Implement an efficient process for submitting claims as soon as possible after the service is provided. Ensure that all claims are submitted within the required time frame to avoid missing deadlines. Consider setting up reminders or automated systems to track submission deadlines.

Inadequate Training for Billing Staff

Billing staff plays a crucial role in ensuring that claims are submitted accurately. However, undertrained or inexperienced billing staff can make mistakes, leading to claim denials or delays in reimbursement.

Example:

A new biller is unfamiliar with podiatry procedures and uses the wrong CPT code for a Toe Nail Avulsion procedure. The incorrect code results in the claim being denied due to a lack of medical necessity.

How to Avoid It:

Invest in comprehensive training for your billing staff, particularly for those handling podiatry claims.
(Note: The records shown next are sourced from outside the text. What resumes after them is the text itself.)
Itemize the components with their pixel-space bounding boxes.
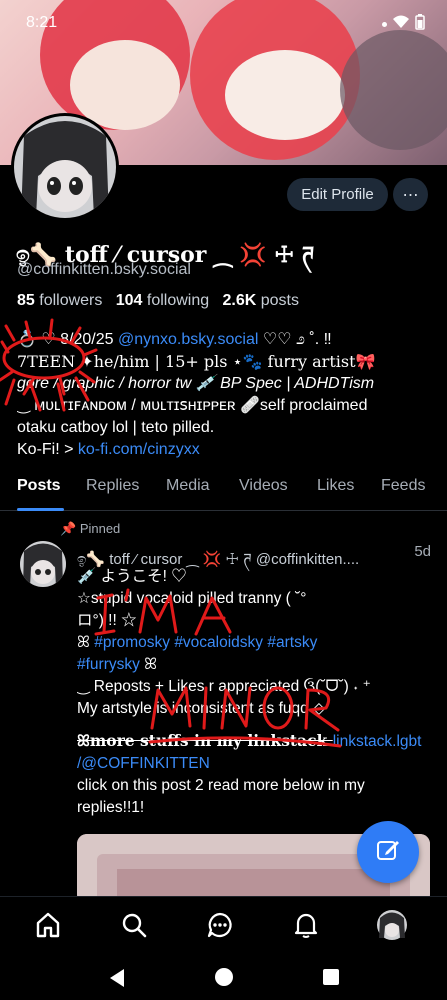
- nav-notifications-button[interactable]: [290, 911, 322, 943]
- chat-icon: [206, 911, 234, 944]
- linkstack-link-path[interactable]: /@COFFINKITTEN: [77, 755, 210, 772]
- tab-feeds[interactable]: Feeds: [381, 477, 425, 495]
- posts-count: 2.6K: [222, 292, 257, 309]
- nav-chat-button[interactable]: [204, 911, 236, 943]
- followers-count: 85: [17, 292, 35, 309]
- partner-handle-link[interactable]: @nynxo.bsky.social: [118, 331, 258, 348]
- hashtag-furrysky[interactable]: #furrysky: [77, 656, 140, 673]
- bio-line3: gore / graphic / horror tw 💉 BP Spec | A…: [17, 375, 375, 392]
- active-tab-indicator: [17, 508, 64, 511]
- post-author-avatar[interactable]: [20, 541, 66, 587]
- post-spacer: [77, 720, 437, 730]
- post-line2: ☆stupid vocaloid pilled tranny ( ˘°: [77, 590, 307, 607]
- home-circle-icon[interactable]: [214, 967, 234, 992]
- avatar: [377, 909, 407, 945]
- post-line6: ‿ Reposts + Likes r appreciated ઉ(˘ᗜ˘) ˖…: [77, 678, 371, 695]
- profile-handle: @coffinkitten.bsky.social: [17, 261, 191, 278]
- compose-icon: [375, 837, 401, 868]
- system-navigation-bar: [0, 956, 447, 1000]
- following-link[interactable]: 104 following: [116, 292, 209, 309]
- status-time: 8:21: [26, 14, 58, 31]
- pin-icon: 📌: [60, 521, 77, 536]
- edit-profile-button[interactable]: Edit Profile: [287, 178, 388, 211]
- followers-link[interactable]: 85 followers: [17, 292, 102, 309]
- tab-videos[interactable]: Videos: [239, 477, 288, 495]
- back-icon[interactable]: [108, 968, 126, 993]
- profile-avatar[interactable]: [11, 113, 119, 221]
- followers-label: followers: [39, 292, 103, 309]
- posts-stat: 2.6K posts: [223, 292, 300, 309]
- post-line3: ロ°) !! ☆: [77, 612, 137, 629]
- post-line11: replies!!1!: [77, 799, 145, 816]
- kofi-link[interactable]: ko-fi.com/cinzyxx: [78, 441, 200, 458]
- post-time[interactable]: 5d: [414, 543, 431, 560]
- wifi-icon: [393, 15, 409, 34]
- pinned-label: 📌 Pinned: [60, 521, 120, 537]
- following-label: following: [146, 292, 210, 309]
- battery-icon: [415, 14, 425, 35]
- tab-posts[interactable]: Posts: [17, 477, 61, 495]
- bio-line6-prefix: Ko-Fi! >: [17, 441, 78, 458]
- pinned-text: Pinned: [79, 521, 121, 536]
- nav-profile-button[interactable]: [376, 909, 408, 945]
- posts-label: posts: [260, 292, 299, 309]
- hashtag-links[interactable]: #promosky #vocaloidsky #artsky: [94, 634, 317, 651]
- nav-home-button[interactable]: [32, 911, 64, 943]
- profile-bio: 💍 ♡ 8/20/25 @nynxo.bsky.social ♡♡ ೨ ˚. ‼…: [17, 329, 437, 461]
- tab-likes[interactable]: Likes: [317, 477, 354, 495]
- compose-post-button[interactable]: [357, 821, 419, 883]
- nav-search-button[interactable]: [118, 911, 150, 943]
- home-icon: [34, 911, 62, 944]
- tab-replies[interactable]: Replies: [86, 477, 139, 495]
- profile-tabs: Posts Replies Media Videos Likes Feeds: [0, 469, 447, 511]
- post-line10: click on this post 2 read more below in …: [77, 777, 365, 794]
- more-options-button[interactable]: ⋯: [393, 178, 428, 211]
- dot-icon: [382, 22, 387, 27]
- bio-line1-prefix: 💍 ♡ 8/20/25: [17, 331, 118, 348]
- bio-line4: ‿ ᴍᴜʟᴛɪꜰᴀɴᴅᴏᴍ / ᴍᴜʟᴛɪꜱʜɪᴘᴘᴇʀ 🩹self procl…: [17, 397, 368, 414]
- bio-line2: 7TEEN ✦he/him | 15+ pls ⋆🐾 fu𝗋ry artist🎀: [17, 352, 376, 371]
- post-line7: My artstyle is inconsistent as fuqq ◇: [77, 700, 325, 717]
- post-line8-prefix: ꕤmore stuffs in my linkstack: [77, 731, 333, 750]
- post-text[interactable]: 💉 ようこそ! ♡ ☆stupid vocaloid pilled tranny…: [77, 566, 437, 819]
- status-bar: 8:21: [0, 0, 447, 46]
- recents-icon[interactable]: [322, 968, 340, 991]
- post-line1: 💉 ようこそ! ♡: [77, 568, 187, 585]
- bell-icon: [292, 911, 320, 944]
- bio-line5: otaku catboy lol | teto pilled.: [17, 419, 215, 436]
- linkstack-link[interactable]: linkstack.lgbt: [333, 733, 422, 750]
- post-line5-suffix: ꕤ: [139, 656, 158, 673]
- search-icon: [120, 911, 148, 944]
- profile-stats: 85 followers 104 following 2.6K posts: [17, 292, 299, 310]
- bottom-navigation: [0, 896, 447, 957]
- bio-line1-suffix: ♡♡ ೨ ˚. ‼: [258, 331, 332, 348]
- following-count: 104: [115, 292, 143, 309]
- tab-media[interactable]: Media: [166, 477, 210, 495]
- post-line4-prefix: ꕤ: [77, 634, 95, 651]
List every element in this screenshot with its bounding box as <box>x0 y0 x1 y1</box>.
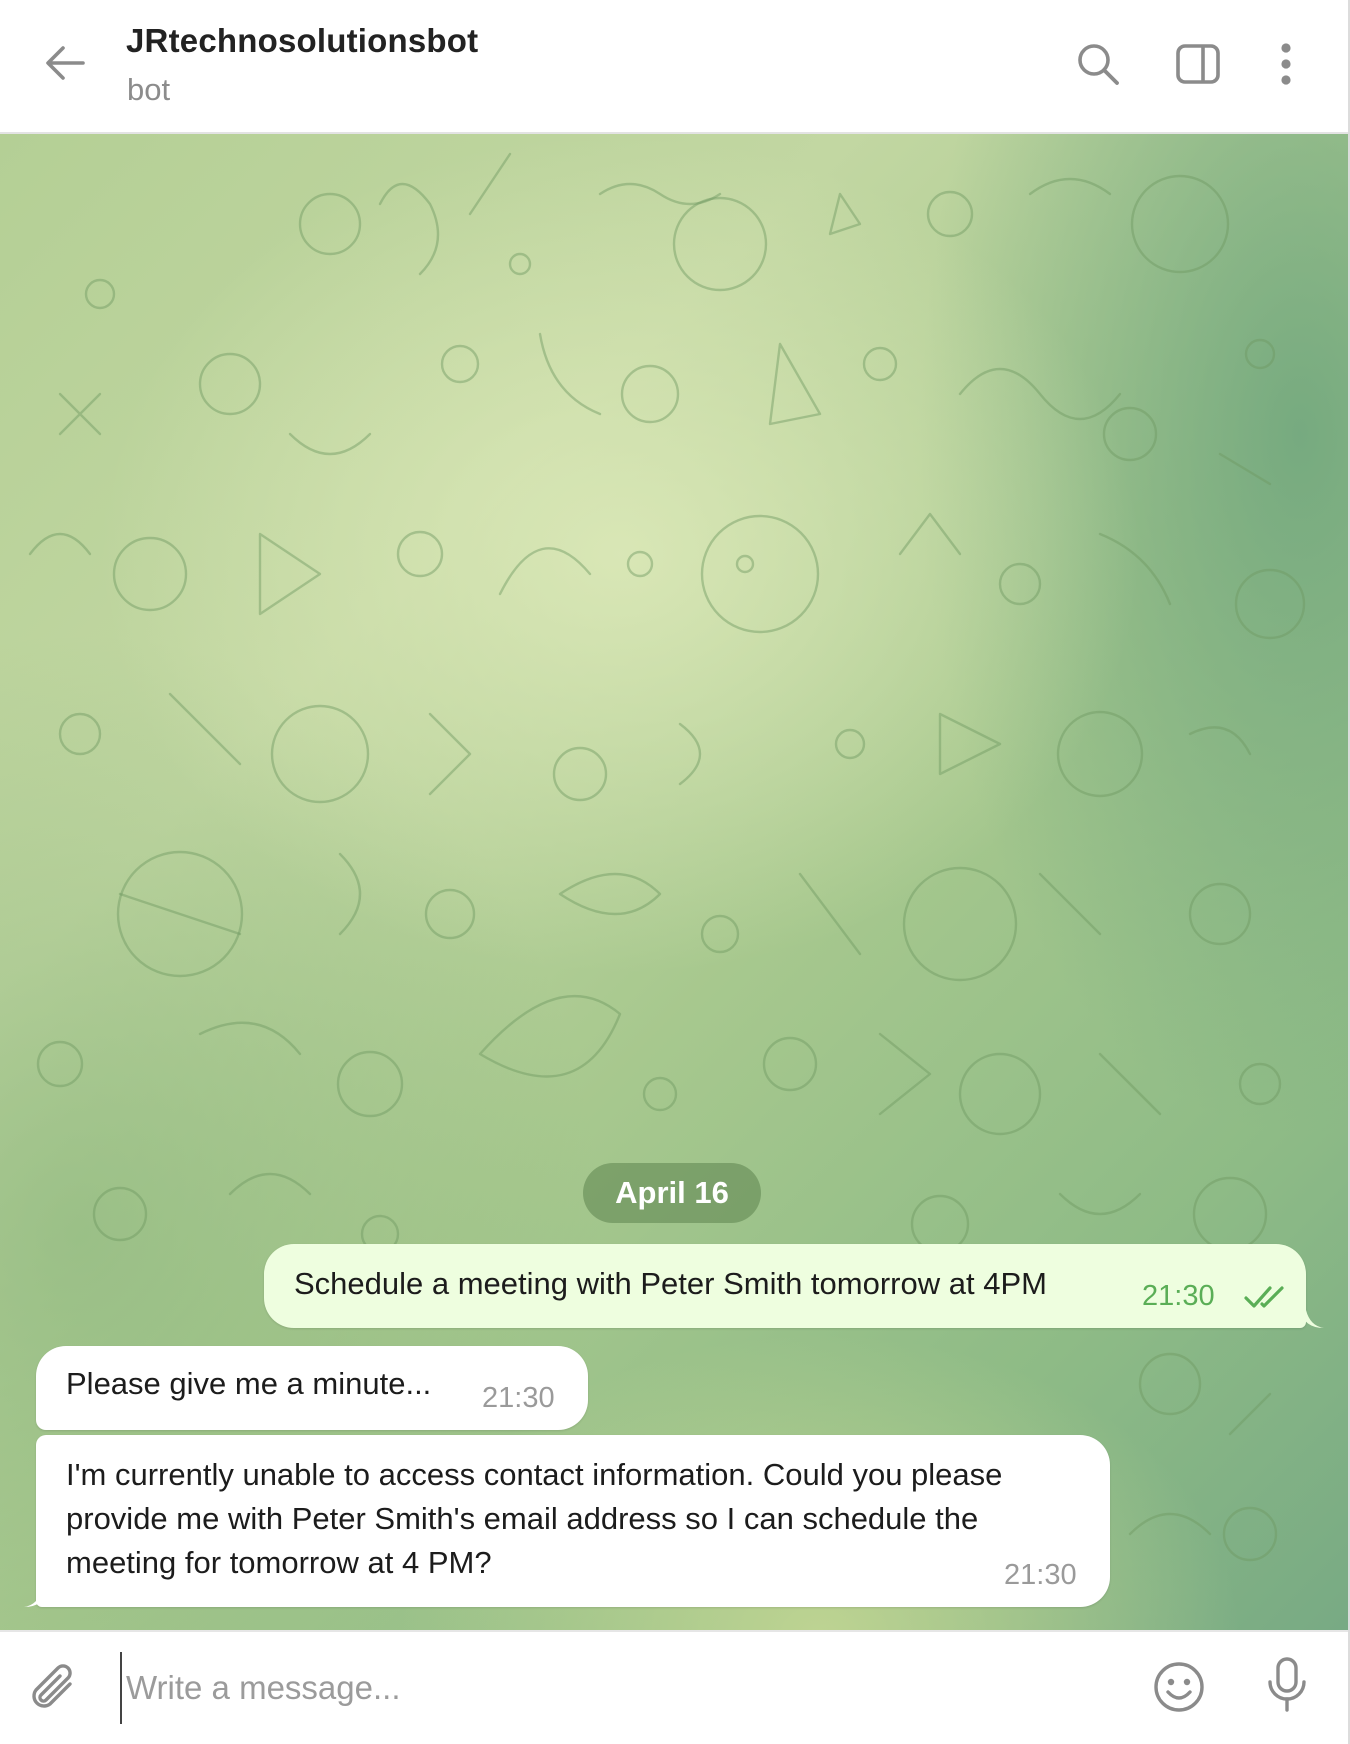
outgoing-bubble-tail <box>1300 1310 1324 1328</box>
search-icon <box>1075 41 1121 92</box>
double-check-icon <box>1244 1278 1288 1322</box>
incoming-bubble-tail <box>24 1589 48 1607</box>
message-text: I'm currently unable to access contact i… <box>66 1457 1003 1580</box>
incoming-message[interactable]: I'm currently unable to access contact i… <box>36 1435 1110 1607</box>
paperclip-icon <box>30 1662 80 1721</box>
message-composer <box>0 1630 1348 1744</box>
more-vertical-icon <box>1278 42 1294 91</box>
chat-subtitle: bot <box>127 72 171 107</box>
message-text: Please give me a minute... <box>66 1366 432 1401</box>
outgoing-message[interactable]: Schedule a meeting with Peter Smith tomo… <box>264 1244 1306 1328</box>
toggle-sidebar-button[interactable] <box>1168 36 1228 96</box>
chat-title[interactable]: JRtechnosolutionsbot <box>126 22 478 60</box>
date-separator: April 16 <box>583 1163 761 1223</box>
arrow-left-icon <box>43 43 87 88</box>
back-button[interactable] <box>30 30 100 100</box>
message-input[interactable] <box>120 1652 1108 1724</box>
telegram-chat-window: JRtechnosolutionsbot bot April 16 Schedu… <box>0 0 1350 1744</box>
chat-messages-area[interactable]: April 16 Schedule a meeting with Peter S… <box>0 134 1348 1630</box>
message-text: Schedule a meeting with Peter Smith tomo… <box>294 1266 1047 1301</box>
message-time: 21:30 <box>482 1382 555 1414</box>
voice-message-button[interactable] <box>1254 1652 1320 1722</box>
sidebar-toggle-icon <box>1175 43 1221 90</box>
incoming-message[interactable]: Please give me a minute... 21:30 <box>36 1346 588 1430</box>
more-menu-button[interactable] <box>1256 36 1316 96</box>
chat-header: JRtechnosolutionsbot bot <box>0 0 1348 134</box>
message-time: 21:30 <box>1004 1559 1077 1591</box>
smiley-icon <box>1152 1660 1206 1719</box>
emoji-button[interactable] <box>1146 1656 1212 1722</box>
search-button[interactable] <box>1068 36 1128 96</box>
microphone-icon <box>1265 1656 1309 1719</box>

Provide ongoing education about coding, payer-specific requirements, and common podiatric procedures. Consider attending workshops or seminars focused on podiatric billing. 

You can also outsource podiatry billing services to an expert revenue cycle management company. There are hundreds of billing companies available in the United States. It’s better to look for the company state-wise so that they can cater to you as per the state-specific guidelines. For instance, if your practice operates in Florida, you may search “medical billing companies in Florida” on the search engine and then select the one that suits your unique needs. 

Wrap Up 

Avoiding common mistakes in podiatry medical billing is essential for the financial health of your practice. Ensure accurate coding, thorough documentation, adherence to payer-specific requirements, and efficient billing processes to minimize claim denials and guarantee timely reimbursements. Provide your billing team with proper training and keep them updated on coding and insurance policy changes to prevent costly mistakes. 

Stay proactive and informed to optimize your revenue cycle and focus on delivering excellent patient care.